7. Reference current veterinary guidelines and cite sources.
## Treatment Landmarks
| Stage | Action |
| --- | --- |
| B1 | Monitor; no treatment indicated. Recheck echocardiogram q6-12 months. |
| B2 | **Initiate pimobendan** (0.25-0.3 mg/kg PO q12h). EPIC trial demonstrated 15-month median delay to onset of CHF. |
| C (first episode) | Pimobendan + furosemide (2-4 mg/kg PO q12h, titrate to effect) + ACE inhibitor (enalapril/benazepril 0.5 mg/kg q12h). |
| C (chronic) | Optimize furosemide dose; add spironolactone (1-2 mg/kg q12h). Consider dietary sodium restriction. |
| D (refractory) | Maximize diuretics (add hydrochlorothiazide 1-2 mg/kg q12h cautiously), sildenafil if pulmonary hypertension, consider pimobendan dose increase. Specialist referral strongly recommended. |
## Key Species Differences
**Canine:**
- **MMVD (myxomatous mitral valve disease):** Most common acquired heart disease. Small breeds predominate (CKCS, Dachshund, Chihuahua, WHWT). Left-sided murmur, mitral regurgitation on echo. ACVIM staging applies directly.
- **DCM (dilated cardiomyopathy):** Large/giant breeds (Doberman, Great Dane, Irish Wolfhound, Boxer). Doberman DCM is occult (arrhythmias before clinical signs); annual Holter + echo screening recommended starting age 3-4 years.
- **Pericardial effusion:** Common cause of right-sided heart failure in large breeds. Rule out hemangiosarcoma (right atrium) and heart base tumor (chemodectoma). Pericardiocentesis is diagnostic and therapeutic.
**Feline:**
- **HCM (hypertrophic cardiomyopathy):** Most common feline heart disease. Often occult until CHF or aortic thromboembolism (ATE). Diagnosed by echo: LV wall thickness >6mm. Maine Coon and Ragdoll have heritable forms (MyBPC3 mutation).
- **ATE (arterial thromboembolism):** Devastating complication of feline cardiomyopathy. Acute hindlimb paralysis, pain, absent femoral pulses. Prognosis guarded; ~33% survive to discharge.
- **Treatment differs from dogs:** Atenolol (beta-blocker) for HCM with obstruction or tachycardia; furosemide for CHF; clopidogrel (18.75 mg PO q24h) for ATE prevention. Pimobendan use in cats is controversial (may worsen dynamic outflow obstruction in HCM).
**Equine:**
- **Atrial fibrillation:** Most common clinically significant arrhythmia in horses. May be incidental in large horses or cause exercise intolerance. Treatment: quinidine sulfate (via nasogastric tube) or transvenous electrical cardioversion.
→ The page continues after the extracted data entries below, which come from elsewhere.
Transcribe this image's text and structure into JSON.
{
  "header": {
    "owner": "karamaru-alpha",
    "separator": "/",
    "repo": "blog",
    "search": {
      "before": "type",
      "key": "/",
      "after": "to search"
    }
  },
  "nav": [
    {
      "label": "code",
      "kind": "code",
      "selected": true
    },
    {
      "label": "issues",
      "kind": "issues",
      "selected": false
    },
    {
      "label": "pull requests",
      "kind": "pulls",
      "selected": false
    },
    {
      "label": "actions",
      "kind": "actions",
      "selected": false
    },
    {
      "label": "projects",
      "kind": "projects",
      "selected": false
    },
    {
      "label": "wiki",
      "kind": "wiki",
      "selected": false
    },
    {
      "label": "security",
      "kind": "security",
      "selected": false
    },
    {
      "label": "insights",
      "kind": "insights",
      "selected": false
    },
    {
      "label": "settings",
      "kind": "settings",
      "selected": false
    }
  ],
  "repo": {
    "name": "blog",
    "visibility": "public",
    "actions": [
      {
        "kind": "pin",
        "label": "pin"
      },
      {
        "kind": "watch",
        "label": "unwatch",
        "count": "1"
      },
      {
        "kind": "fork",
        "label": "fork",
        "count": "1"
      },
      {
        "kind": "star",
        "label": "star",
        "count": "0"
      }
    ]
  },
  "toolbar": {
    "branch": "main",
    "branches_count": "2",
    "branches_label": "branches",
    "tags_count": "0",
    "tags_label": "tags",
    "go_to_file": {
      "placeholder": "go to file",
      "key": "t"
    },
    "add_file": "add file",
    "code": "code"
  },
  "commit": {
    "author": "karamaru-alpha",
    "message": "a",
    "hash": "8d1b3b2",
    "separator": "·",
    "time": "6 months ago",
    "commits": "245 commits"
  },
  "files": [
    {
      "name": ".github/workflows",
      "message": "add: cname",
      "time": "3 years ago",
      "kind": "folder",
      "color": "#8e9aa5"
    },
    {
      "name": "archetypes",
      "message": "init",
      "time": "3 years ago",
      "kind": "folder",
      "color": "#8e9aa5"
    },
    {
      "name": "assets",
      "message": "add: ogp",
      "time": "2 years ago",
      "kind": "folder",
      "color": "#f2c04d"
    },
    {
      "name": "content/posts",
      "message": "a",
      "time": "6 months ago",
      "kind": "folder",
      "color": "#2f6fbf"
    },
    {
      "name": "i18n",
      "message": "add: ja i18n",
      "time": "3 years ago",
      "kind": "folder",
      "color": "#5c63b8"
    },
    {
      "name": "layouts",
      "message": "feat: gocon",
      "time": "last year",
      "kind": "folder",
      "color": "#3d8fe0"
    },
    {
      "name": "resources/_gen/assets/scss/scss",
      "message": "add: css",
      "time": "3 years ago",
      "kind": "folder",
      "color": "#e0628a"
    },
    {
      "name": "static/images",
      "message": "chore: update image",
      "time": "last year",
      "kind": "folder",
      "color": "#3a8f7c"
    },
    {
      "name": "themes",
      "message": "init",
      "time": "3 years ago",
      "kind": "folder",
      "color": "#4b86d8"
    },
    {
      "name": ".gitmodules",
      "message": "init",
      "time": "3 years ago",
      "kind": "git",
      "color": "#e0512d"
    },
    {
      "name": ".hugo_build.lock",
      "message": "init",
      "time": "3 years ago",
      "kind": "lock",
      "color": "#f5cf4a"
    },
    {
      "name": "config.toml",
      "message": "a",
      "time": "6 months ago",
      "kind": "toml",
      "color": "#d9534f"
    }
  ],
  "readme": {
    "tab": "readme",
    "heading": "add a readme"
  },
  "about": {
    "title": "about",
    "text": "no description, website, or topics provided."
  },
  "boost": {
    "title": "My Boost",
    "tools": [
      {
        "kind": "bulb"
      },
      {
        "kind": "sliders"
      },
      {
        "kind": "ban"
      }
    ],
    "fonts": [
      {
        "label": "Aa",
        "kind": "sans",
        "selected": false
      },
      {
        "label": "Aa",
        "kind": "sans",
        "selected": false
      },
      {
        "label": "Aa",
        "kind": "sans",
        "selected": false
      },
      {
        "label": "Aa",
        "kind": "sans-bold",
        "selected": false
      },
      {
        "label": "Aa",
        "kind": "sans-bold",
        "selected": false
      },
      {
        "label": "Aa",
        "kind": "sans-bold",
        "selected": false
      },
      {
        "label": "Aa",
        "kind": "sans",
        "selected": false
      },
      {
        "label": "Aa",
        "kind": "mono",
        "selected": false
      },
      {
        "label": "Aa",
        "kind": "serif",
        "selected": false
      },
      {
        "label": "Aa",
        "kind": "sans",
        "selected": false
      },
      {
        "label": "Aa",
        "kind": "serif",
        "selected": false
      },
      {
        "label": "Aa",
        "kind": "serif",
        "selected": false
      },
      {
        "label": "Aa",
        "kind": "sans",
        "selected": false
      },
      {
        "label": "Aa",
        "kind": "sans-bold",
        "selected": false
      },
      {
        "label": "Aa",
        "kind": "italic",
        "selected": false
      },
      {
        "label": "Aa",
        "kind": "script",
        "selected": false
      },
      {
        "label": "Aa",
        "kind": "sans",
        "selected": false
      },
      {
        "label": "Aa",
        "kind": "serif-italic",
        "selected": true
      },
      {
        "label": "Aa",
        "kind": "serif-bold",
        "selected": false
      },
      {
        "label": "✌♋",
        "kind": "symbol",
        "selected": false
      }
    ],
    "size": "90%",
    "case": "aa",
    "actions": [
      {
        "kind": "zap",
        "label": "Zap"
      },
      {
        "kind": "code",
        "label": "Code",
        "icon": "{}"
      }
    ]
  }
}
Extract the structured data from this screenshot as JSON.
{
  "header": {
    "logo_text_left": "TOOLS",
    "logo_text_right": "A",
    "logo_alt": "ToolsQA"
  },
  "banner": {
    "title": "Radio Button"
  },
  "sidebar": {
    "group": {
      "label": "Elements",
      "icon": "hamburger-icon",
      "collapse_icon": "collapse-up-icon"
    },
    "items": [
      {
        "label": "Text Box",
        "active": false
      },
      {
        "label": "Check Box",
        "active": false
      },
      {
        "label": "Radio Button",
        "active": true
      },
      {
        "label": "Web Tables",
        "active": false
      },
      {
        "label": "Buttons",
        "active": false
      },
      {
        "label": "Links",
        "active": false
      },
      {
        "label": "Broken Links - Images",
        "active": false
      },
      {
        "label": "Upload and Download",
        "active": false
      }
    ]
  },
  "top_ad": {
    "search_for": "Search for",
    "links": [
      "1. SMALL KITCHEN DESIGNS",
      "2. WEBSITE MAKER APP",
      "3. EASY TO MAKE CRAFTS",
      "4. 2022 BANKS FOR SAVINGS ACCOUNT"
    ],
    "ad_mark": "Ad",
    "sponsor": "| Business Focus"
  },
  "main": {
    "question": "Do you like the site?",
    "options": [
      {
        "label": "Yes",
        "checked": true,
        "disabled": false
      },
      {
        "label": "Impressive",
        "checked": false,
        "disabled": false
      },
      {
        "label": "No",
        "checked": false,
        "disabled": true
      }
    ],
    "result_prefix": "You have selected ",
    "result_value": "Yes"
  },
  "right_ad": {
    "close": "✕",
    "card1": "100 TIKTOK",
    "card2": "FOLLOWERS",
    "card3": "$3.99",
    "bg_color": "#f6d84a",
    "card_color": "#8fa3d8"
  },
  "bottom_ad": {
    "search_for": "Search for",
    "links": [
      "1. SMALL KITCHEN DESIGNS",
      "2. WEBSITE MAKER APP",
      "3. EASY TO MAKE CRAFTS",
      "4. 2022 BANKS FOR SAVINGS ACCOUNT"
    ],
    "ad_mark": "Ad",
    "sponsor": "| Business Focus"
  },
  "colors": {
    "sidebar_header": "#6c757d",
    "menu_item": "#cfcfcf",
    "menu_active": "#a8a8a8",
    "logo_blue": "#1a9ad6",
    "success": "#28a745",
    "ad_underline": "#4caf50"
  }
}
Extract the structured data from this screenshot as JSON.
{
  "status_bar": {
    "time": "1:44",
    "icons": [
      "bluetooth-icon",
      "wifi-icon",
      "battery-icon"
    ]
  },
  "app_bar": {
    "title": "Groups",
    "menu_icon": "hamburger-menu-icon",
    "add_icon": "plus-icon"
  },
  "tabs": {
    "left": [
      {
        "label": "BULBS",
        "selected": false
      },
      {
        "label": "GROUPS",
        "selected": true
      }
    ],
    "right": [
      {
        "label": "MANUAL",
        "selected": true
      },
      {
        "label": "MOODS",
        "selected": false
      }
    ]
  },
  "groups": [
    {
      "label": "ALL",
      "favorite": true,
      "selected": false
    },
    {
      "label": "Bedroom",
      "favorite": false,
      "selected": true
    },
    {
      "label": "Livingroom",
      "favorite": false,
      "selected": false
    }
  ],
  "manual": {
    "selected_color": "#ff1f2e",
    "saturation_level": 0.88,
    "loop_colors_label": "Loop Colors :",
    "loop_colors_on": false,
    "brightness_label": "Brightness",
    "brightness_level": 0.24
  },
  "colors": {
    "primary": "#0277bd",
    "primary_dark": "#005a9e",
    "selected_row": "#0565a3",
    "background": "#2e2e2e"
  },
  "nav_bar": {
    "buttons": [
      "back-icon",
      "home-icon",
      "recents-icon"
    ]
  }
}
- **Murmurs in horses:** Physiologic flow murmurs are common and usually benign. Functional murmurs (grade I-III, systolic) in resting horses without structural disease are often normal.
- **Aortic regurgitation:** Common in older horses; usually grade I-III diastolic murmur. Monitor progression; restrict athletic work if severe.
## Limitations
- This skill provides clinical reference frameworks, not patient-specific treatment plans.
- Physical examination and diagnostics are required for clinical decision-making.
- Referral to a board-certified specialist should be considered for complex cases.
- Evidence quality varies; some recommendations are based on expert consensus rather than RCTs.